It’s a lovely line, isn’t it? It was uttered towards the end of the first day of What Design Can Do at Amsterdam’s Stadsschouwburg by Cameron Sinclair, a co-founder of Architecture for Humanity, a charitable organisation that provides on-the-ground architectural solutions for communities in the wake of crisis situations. As we recently wrote in reaction to the Silent World photography series, a building is only a building inasmuch as the stuff that happens inside and outside of the structure.
This Is Research at Honey and Bunny Productions (Photo: Adam Nowek)

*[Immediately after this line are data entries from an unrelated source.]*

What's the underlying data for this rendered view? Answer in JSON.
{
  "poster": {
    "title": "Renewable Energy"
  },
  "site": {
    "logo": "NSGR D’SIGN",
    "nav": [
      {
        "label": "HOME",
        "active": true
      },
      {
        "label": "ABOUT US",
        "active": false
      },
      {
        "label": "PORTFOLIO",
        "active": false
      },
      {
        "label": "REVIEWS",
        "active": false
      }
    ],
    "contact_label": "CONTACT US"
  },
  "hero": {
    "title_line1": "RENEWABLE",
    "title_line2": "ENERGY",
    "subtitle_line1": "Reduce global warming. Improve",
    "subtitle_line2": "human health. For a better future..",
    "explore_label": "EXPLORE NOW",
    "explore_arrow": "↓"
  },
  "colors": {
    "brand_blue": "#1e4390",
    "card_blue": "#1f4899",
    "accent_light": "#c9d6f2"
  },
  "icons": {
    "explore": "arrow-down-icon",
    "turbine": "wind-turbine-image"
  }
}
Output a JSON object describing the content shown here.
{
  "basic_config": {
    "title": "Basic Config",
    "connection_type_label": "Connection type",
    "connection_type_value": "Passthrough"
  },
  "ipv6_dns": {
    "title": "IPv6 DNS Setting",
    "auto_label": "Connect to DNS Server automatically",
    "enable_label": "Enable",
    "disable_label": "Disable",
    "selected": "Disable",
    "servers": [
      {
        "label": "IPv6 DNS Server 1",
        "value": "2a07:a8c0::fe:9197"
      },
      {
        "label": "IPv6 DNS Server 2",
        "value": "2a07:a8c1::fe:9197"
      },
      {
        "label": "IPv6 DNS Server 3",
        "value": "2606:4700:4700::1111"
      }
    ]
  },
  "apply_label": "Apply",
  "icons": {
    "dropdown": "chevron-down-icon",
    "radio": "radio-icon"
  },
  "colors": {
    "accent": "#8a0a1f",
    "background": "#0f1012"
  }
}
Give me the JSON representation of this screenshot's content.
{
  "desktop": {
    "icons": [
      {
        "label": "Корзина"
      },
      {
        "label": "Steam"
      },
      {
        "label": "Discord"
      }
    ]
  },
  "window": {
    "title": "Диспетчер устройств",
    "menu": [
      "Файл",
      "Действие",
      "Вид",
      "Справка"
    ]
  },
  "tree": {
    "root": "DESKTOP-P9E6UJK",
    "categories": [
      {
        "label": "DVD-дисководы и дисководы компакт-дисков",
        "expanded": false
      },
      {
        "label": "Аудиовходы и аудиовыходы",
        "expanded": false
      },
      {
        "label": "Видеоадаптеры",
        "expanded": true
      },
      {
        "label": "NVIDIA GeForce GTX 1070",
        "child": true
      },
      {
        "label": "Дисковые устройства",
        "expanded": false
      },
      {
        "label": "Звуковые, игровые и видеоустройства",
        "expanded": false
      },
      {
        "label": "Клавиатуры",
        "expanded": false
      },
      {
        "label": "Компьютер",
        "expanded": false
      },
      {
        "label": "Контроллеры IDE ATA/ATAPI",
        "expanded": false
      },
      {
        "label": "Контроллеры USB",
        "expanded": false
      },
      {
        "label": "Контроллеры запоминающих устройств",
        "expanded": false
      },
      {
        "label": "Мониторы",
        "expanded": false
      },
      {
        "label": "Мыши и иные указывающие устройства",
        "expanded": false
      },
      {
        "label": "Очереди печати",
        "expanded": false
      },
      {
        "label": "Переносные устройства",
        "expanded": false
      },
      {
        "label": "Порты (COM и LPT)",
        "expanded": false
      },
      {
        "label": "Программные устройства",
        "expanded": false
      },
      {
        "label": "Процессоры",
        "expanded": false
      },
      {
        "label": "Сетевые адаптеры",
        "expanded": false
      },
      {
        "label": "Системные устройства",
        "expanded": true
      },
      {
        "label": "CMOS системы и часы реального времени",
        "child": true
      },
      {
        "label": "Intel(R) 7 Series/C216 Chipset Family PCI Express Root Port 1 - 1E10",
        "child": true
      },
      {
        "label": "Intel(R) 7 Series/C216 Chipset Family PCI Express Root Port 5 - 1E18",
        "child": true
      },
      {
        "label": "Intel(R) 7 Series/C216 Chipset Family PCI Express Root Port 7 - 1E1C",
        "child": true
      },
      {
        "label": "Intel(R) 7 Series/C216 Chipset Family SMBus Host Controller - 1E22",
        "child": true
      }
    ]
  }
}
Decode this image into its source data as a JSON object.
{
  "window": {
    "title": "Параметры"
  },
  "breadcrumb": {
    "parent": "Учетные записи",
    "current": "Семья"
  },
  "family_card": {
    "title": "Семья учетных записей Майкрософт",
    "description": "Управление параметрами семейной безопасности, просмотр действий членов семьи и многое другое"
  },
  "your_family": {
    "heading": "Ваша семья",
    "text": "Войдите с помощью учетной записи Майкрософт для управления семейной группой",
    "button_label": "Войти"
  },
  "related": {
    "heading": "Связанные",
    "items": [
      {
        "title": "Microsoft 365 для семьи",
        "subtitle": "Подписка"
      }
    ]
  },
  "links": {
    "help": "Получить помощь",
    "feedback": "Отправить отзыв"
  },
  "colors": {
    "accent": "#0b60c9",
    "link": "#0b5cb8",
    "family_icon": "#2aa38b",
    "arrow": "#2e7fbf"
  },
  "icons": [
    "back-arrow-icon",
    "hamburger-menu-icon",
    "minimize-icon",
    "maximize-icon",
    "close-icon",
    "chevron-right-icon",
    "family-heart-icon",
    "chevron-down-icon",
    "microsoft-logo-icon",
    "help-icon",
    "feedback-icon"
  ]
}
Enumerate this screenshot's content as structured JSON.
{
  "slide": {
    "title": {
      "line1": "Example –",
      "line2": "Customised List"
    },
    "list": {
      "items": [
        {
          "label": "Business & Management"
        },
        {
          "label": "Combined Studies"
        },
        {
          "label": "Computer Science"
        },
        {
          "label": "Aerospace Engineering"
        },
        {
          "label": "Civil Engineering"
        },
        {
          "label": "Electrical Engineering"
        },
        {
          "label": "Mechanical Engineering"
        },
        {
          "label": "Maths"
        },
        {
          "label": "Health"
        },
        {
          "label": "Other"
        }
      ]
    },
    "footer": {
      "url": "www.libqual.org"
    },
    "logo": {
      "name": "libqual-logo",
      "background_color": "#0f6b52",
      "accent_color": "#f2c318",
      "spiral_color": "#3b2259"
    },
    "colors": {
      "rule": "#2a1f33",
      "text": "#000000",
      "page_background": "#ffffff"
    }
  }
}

A couple of visionary types preached to the yearning masses (well, the design masses, at least) about the places where life happens. Joumana al-Jabri and Reem Charif from the design group Febrik recalled their experiences in using the playful insights of children to enhance public space for Palestinian refugees, while Ina Jurga and WASH United are trying to raise awareness of the importance of sanitation in communities with limited access to clean water and adequate toilets. And forget about growing food in urban spaces: Suzanne Lee wants to grow microbial-cellulose clothing.
Hella Jongerius’s New Designs for the United Nations (Photo: Adam Nowek)
Considering the globe’s ongoing economic recovery, it’s high-time for the design community to remind itself that design doesn’t exist in a vacuum completely separate from the world. Rather, designers need to react to their surroundings in-time. It’s encouraging that the audience and presenters at What Design Can Do were so enthusiastic about such a move.